Packet switched or network communications can be proxied through a gateway into an ‘alien’ transport, such as a half-duplex radio link or a high latency satellite connection, whereby the transport characteristics are modified away from the traditional full duplex communications commonly used for internet protocol suite (TCP/IP) networks. Many existing communications protocols like TCP/IP already suffer from transfer rate limitations due to network latency, traffic congestion and dropped datagrams or packets. Even though the gateways that manage half duplex transport use buffers intended to maintain the illusion of full duplex communication for the sender and receiver, the existence of asymmetric transport tends to increase latency and worsen the problem of dropped datagrams or packets.
In U.S. Pat. No. 8,310,920 to Goldfein et al., a system and method are disclosed that accelerate data transfers over a network even in the face of high latency and congestion. The sender will send as much data as it can as rapidly as possible so as to make maximum use of the available bandwidth. This is in contrast to any specific amount of bandwidth that the network or any of the network's nodes might attempt to allocate to any given sender. The sender sends datagrams continuously (with only small amounts of inter-datagram delay between contiguous datagrams) until the source of data is exhausted or until the sender is paused by the receiver. The sender thereby floods the transmission channel with traffic, taking all available bandwidth, with the aim of keeping the channel as full of data as possible so that there is always data ready for immediate acceptance by the receiver, even if the extra burden results in some dropped data that must subsequently be resent. In one embodiment, the '920 patent describes a protocol that employs fault-tolerant coding of chapters of datagrams, such as Reed-Solomon or similar error-correcting codes, to build in a level of redundancy in each encoded chapter, so that any lost (missing or corrupt) datagrams in a chapter, up to a specified loss rate, can be recovered from those encoded datagrams that do successfully arrive at the receiver end. This ability to reconstruct missing datagrams from a subset of encoded datagrams of a chapter minimizes the need for resending datagrams.

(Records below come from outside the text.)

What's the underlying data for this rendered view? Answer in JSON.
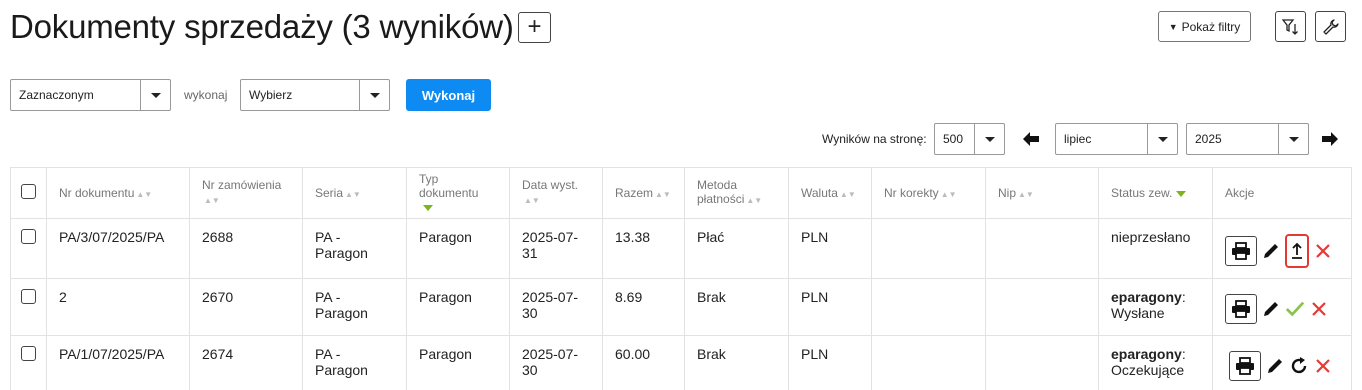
{
  "header": {
    "title": "Dokumenty sprzedaży (3 wyników)",
    "add_label": "+",
    "filters_label": "Pokaż filtry"
  },
  "bulk": {
    "scope_value": "Zaznaczonym",
    "do_label": "wykonaj",
    "action_value": "Wybierz",
    "execute_label": "Wykonaj"
  },
  "pagination": {
    "per_page_label": "Wyników na stronę:",
    "per_page_value": "500",
    "month_value": "lipiec",
    "year_value": "2025"
  },
  "table": {
    "columns": {
      "nr_dokumentu": "Nr dokumentu",
      "nr_zamowienia": "Nr zamówienia",
      "seria": "Seria",
      "typ_1": "Typ",
      "typ_2": "dokumentu",
      "data": "Data wyst.",
      "razem": "Razem",
      "metoda_1": "Metoda",
      "metoda_2": "płatności",
      "waluta": "Waluta",
      "nr_korekty": "Nr korekty",
      "nip": "Nip",
      "status": "Status zew.",
      "akcje": "Akcje"
    },
    "rows": [
      {
        "nr_dokumentu": "PA/3/07/2025/PA",
        "nr_zamowienia": "2688",
        "seria_1": "PA -",
        "seria_2": "Paragon",
        "typ": "Paragon",
        "data_1": "2025-07-",
        "data_2": "31",
        "razem": "13.38",
        "metoda": "Płać",
        "waluta": "PLN",
        "nr_korekty": "",
        "nip": "",
        "status_plain": "nieprzesłano"
      },
      {
        "nr_dokumentu": "2",
        "nr_zamowienia": "2670",
        "seria_1": "PA -",
        "seria_2": "Paragon",
        "typ": "Paragon",
        "data_1": "2025-07-",
        "data_2": "30",
        "razem": "8.69",
        "metoda": "Brak",
        "waluta": "PLN",
        "nr_korekty": "",
        "nip": "",
        "status_bold": "eparagony",
        "status_text": "Wysłane"
      },
      {
        "nr_dokumentu": "PA/1/07/2025/PA",
        "nr_zamowienia": "2674",
        "seria_1": "PA -",
        "seria_2": "Paragon",
        "typ": "Paragon",
        "data_1": "2025-07-",
        "data_2": "30",
        "razem": "60.00",
        "metoda": "Brak",
        "waluta": "PLN",
        "nr_korekty": "",
        "nip": "",
        "status_bold": "eparagony",
        "status_text": "Oczekujące"
      }
    ]
  },
  "icons": {
    "print": "printer-icon",
    "edit": "pencil-icon",
    "upload": "upload-icon",
    "sent": "check-icon",
    "pending": "refresh-icon",
    "delete": "close-icon",
    "filter_sort": "filter-sort-icon",
    "settings": "wrench-icon",
    "prev": "arrow-left-icon",
    "next": "arrow-right-icon"
  },
  "colors": {
    "primary": "#0d8bf2",
    "success": "#8bc34a",
    "danger": "#e53935",
    "sort_active": "#7ab51d"
  }
}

In addition to the data transmission channel, a separate feedback channel is also established between sender and receiver for reporting of synchronization messages (SYNs), acknowledgement messages (ACKs) and negative acknowledgments (NAKs) by the receiver, so the sender can determine network latency and the existence of any lost or corrupted datagrams that need to be resent. Periodic SYNs, as well as ACKs that supplement, replace or incorporate such SYNs once data transmission has begun, include a timestamp, and changes in timestamp differences are used by the sender as a measure of overall latency and network congestion to serve as one basis for tuning the data transmission rate. The sender tries to optimize the use of the available bandwidth capacity as defined by the bandwidth delay product. An optimum rate is defined as the highest rate the data can be transmitted and be successfully received and processed by the receiver with minimum data loss. The content of NAKs and ACKs allow the sender to determine the datagram loss rate in the data channel to serve as another basis for tuning the data transmission rate. Too little loss (or corruption) implies that datagrams can be sent more frequently, while too much loss results in too much retransmission. Hence an optimum data rate can be maintained by the sender setting an upper bound to the datagram loss rate.
The '920 patent's error-correcting-capable protocol makes use of a method described in U.S. Pat. No. 8,078,944 to Cousins which involves transforming groups of datagrams, called cohorts, using Galois field operations and a Vandermonde generator matrix to derive corresponding groups of output datagrams, called chapters, that have sufficient redundancy embedded within the reformulated data so that original data is recoverable even when less than all elements of a chapter are available. Specifically, when a cohort of W input datagrams are transformed into a chapter of H output datagrams, where H≧W, then all W original datagram files are recoverable from only W received datagrams of a chapter. Thus, provided not more than (H−W) datagrams of a chapter are lost or corrupted during transmission, the entire cohort of original data will be recovered. However, if the datagram loss rate is great enough such that fewer then W datagrams of a chapter are available, then none of the original data, not even small portions, will be recoverable.
In spite of the overall improvement in data transfer provided by the '920 patent's error-correcting-capable protocol, the possible existence of asymmetric transfer conditions invites further enhancements to take account of non-full-duplex throughput via a buffered gateway. During transmission periods of the asymmetric transport, the gateway's buffer will fill as the sender maximizes use of the available bandwidth. Peak throughput occurs when the buffer is close to being full. During back haul periods when the transport is not transmitting to allow traffic in the reverse direction, the gateway buffer will fill at a faster rate and will likely become completely full such that datagrams must be dropped before any can be transmitted. When the transport returns to a transmitting period, the buffer is already full so that datagram drops will continue if the sender continues to supply datagrams at the same high rate. Overall, the effective throughput under such asymmetric transfer conditions can be poor, despite the recovery ability of the redundant encoding of datagram chapters, due to the predominance of so many datagram losses, which may reach a level that prevents recovery and thereby requires retransmission of datagrams.